Che cosa c’è di più familiare e rassicurante della vicinanza gomito a gomito di due uomini che lavorano al campo, o di due donne che lavorano in casa? Eppure Gesù dice che no, quel legame dell’uomo con l’uomo non è sicuro, sta come tutto il presente sotto il segno della precarietà, sotto il segno della minaccia portata dalle cose venture. Ma se nulla si sottrae alla minaccia – così sembra di dover concludere – neppure vale la pena di stare perennemente in guardia, quasi a difendersi da un male che comunque è inevitabile. Davvero il Figlio dell’uomo minaccia le nostre case come un ladro notturno? Paolo, nella seconda lettura, parla un altro linguaggio: anch’egli esorta a svegliarsi dal sonno, ad uscire da quel torpore dello spirito che nasce dalla fissazione ossessiva alle cose presenti – ai «desideri della carne», come lui li chiama – ma non per difendersi da un ladro che sta per scassinare la casa, piuttosto per aprire la porta alla salvezza ormai vicina. Torna subito alla mente la bella immagine dell’Ap: «Ecco, sto alla porta e busso. Se qualcuno ascolta la mia voce e mi apre la porta, io verrò da lui, cenerò con lui ed egli con me» (Ap 3,20).

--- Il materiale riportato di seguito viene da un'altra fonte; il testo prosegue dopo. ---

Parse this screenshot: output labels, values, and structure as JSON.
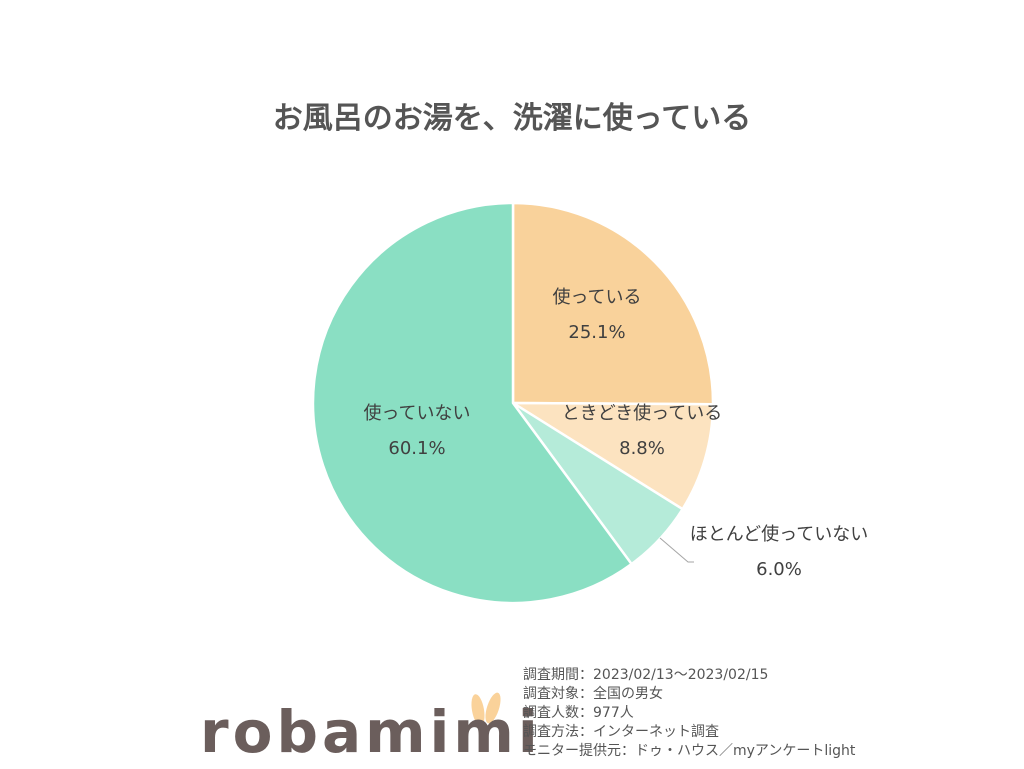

Chi è il Figlio dell’uomo? Un ladro che ti deruba del presente, oppure un ospite che finalmente riempie la desolata solitudine della tua casa? Dipende da te: se tu difendi il tuo presente quasi fosse un tesoro, esso ti sarà tolto all’improvviso, e tutta la tua fatica apparirà improvvisamente vana; ma se invece tu riconosci il tuo presente come vuoto ed incolmabile, e lo rivolgi tutto intero in attesa vigilante di colui che deve venire, allora Egli verrà, tu subito distinguerai i suoi passi e il tocco discreto della sua mano alla tua porta, gli aprirai come si apre ad un ospite lungamente aspettato; egli entrerà nella tua casa senza in alcun modo scassinarla.

«Vegliate»: questo l’invito insistente della prima Messa di Avvento. Ma è troppo faticosa questa vigilanza nella notte: come tenere a lungo gli occhi fissi su un futuro remoto e implausibile, del quale non si riescono a distinguere in alcun modo i contorni? Questa la nostra obiezione. Ma è un’obiezione che non regge. In realtà, assai più faticoso è tenere fuori dalla porta colui che bussa, e cercare in tutti i modi di cancellare quel rumore sommesso dalla nostra vita.

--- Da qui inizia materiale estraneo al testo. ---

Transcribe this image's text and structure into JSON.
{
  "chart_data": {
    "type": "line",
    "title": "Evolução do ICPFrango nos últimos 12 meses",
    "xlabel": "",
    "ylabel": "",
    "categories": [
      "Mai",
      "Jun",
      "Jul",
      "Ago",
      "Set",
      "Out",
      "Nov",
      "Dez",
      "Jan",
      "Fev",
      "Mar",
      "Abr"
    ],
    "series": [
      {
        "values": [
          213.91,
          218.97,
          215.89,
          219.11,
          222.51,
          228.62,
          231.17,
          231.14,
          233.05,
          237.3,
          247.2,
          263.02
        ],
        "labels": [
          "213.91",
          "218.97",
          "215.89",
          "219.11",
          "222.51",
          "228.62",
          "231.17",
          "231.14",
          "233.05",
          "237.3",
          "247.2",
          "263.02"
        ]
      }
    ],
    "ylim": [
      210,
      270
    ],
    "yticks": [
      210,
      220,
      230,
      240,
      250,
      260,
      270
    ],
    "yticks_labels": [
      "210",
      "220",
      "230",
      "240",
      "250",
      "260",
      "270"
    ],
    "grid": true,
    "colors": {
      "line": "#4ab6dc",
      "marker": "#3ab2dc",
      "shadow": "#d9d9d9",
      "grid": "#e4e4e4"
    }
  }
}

Più vere erano le parole di Adamo, quando Dio si mosse a cercarlo: «Ho udito il tuo passo nel giardino: ho avuto paura, perché sono nudo, e mi sono nascosto» (Gen 3,10). Ma anche a lui il Signore risponde: Non nasconderti, Adamo, non difendere la tua nudità, anzi confessala apertamente di fronte a me, e ti darò un vestito bianco capace di conferire bellezza nuova e inaspettata anche ai tuoi giorni presenti.